Kommunikanz

in Deutsch Unplugged9 months ago

Ein paar recht verstreute Gedanken über Kommunikation

Etwa bis zum Alter von 30 Jahren hatte ich eine simple persönliche Kommunikations-„Theorie“: Ich war der (aus späterer Sicht naiven) Auffassung, ich könne alles ausdrücken, was ich denke und meine, und ich könne auch alles verstehen, was andere denken oder meinen, indem ich einfach nur höre, was sie sagen, oder lese, was sie schreiben.
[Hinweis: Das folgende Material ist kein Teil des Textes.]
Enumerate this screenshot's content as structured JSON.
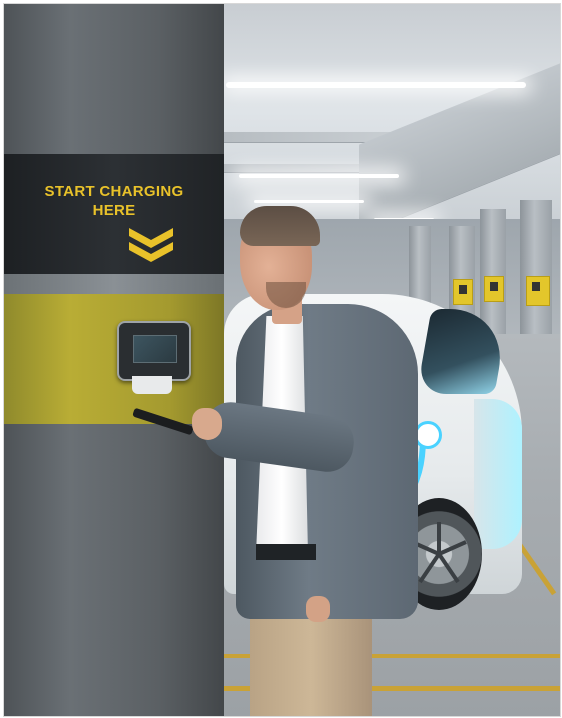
{
  "sign": {
    "line1": "START CHARGING",
    "line2": "HERE",
    "arrow_icon": "double-chevron-down-icon"
  },
  "colors": {
    "sign_yellow": "#e9c22a",
    "pillar_band_yellow": "#b9ad35",
    "cable_blue": "#4ad2ff",
    "car_white": "#f4f6f7"
  }
}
Jedes Missverständnis erschien daher entweder als eine ungeschickte Ausdrucksweise oder als unaufmerksames Zuhören bzw. Lesen.
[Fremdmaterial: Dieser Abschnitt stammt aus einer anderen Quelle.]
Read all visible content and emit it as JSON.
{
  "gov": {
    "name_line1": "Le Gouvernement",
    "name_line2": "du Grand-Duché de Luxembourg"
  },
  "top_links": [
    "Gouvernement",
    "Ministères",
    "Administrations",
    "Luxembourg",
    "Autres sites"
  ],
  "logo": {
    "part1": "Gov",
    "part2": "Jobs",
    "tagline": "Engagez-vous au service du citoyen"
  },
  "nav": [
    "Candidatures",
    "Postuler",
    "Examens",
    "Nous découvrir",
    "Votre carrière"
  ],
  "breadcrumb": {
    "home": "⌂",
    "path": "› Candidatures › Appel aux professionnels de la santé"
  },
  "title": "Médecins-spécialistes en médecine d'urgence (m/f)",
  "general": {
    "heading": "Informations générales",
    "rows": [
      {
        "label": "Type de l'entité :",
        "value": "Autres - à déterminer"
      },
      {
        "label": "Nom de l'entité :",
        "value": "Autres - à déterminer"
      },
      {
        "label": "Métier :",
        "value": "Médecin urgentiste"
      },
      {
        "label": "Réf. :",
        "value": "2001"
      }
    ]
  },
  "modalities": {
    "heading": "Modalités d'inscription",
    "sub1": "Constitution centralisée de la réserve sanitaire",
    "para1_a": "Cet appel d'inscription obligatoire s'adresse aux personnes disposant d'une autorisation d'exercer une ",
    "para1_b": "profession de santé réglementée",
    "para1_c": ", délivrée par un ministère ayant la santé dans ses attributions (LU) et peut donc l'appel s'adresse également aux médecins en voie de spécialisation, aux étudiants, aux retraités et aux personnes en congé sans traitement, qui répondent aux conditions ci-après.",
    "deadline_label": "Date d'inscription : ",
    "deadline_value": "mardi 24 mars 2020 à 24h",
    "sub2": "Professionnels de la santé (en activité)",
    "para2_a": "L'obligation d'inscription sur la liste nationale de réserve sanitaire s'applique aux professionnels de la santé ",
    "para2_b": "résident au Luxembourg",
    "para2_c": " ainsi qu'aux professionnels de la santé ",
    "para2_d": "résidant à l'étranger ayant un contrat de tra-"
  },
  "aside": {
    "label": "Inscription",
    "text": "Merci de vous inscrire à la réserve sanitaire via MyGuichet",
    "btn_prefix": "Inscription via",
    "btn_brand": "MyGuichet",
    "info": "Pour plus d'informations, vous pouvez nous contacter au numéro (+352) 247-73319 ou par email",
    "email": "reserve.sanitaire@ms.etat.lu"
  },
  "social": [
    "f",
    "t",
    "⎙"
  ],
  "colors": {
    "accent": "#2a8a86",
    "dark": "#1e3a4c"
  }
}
Die Gesprächspartner hatten es in dieser Sicht jederzeit in der Hand, Kommunikation und Verständigung herzustellen wie in einem handwerklichen Prozess. Fühlte ich mich nicht verstanden, begann ich einfach einen neuen Versuch mit anderen Worten oder mit zusätzlichen Erläuterungen. Bei voneinander verschiedenen Hintergründen der jeweiligen Lebenswelt, vulgo: bei anderer Denke, schien es sich um ein Übersetzungsproblem zu handeln, wobei meinerseits wiederum eine ungeprüfte und naive Annahme vorherrschte, nämlich die Unterstellung, im Prinzip sei jede Sprache in jede andere übersetzbar, man brauche nur die passenden Wörterbücher.

Dann lernte ich Kommunikations-Theorie als Wissenschaft kennen. In akademischen Seminaren hatte ich mich auseinanderzusetzen mit dem „Sender-Botschaft-Empfänger“-Modell, in welchem ich meine naive Auffassung wieder erkannte, und dieses Modell entpuppte sich als nicht viel mehr als eine missglückte Metapher aus dem Bereich der technischen Daten-Übertragung. Nichts gegen Metaphern, und gerade auch missglückte können dabei helfen, Genaueres ans Licht zu bringen. Aber wenn ein Modell nach einiger Zeit der Diskussion für die Realität selbst gehalten wird, und das ist bei komplexen Prozessen leider allzu oft der Fall (während niemand ein Spur-HO-Modell eines ICE mit jenem verwechseln würde – aber auch da gibt es Anschaulichkeits-Fallen jenseits der äußerlichen Abmessungen, nämlich zum Beispiel im Bereich der strukturellen Integrität), wenn also eine Verdinglichung eines Modells und eine unbemerkte Verstofflichung einer Metapher stattfindet, dann gerät das Schiff der Erkenntnis in Seenot.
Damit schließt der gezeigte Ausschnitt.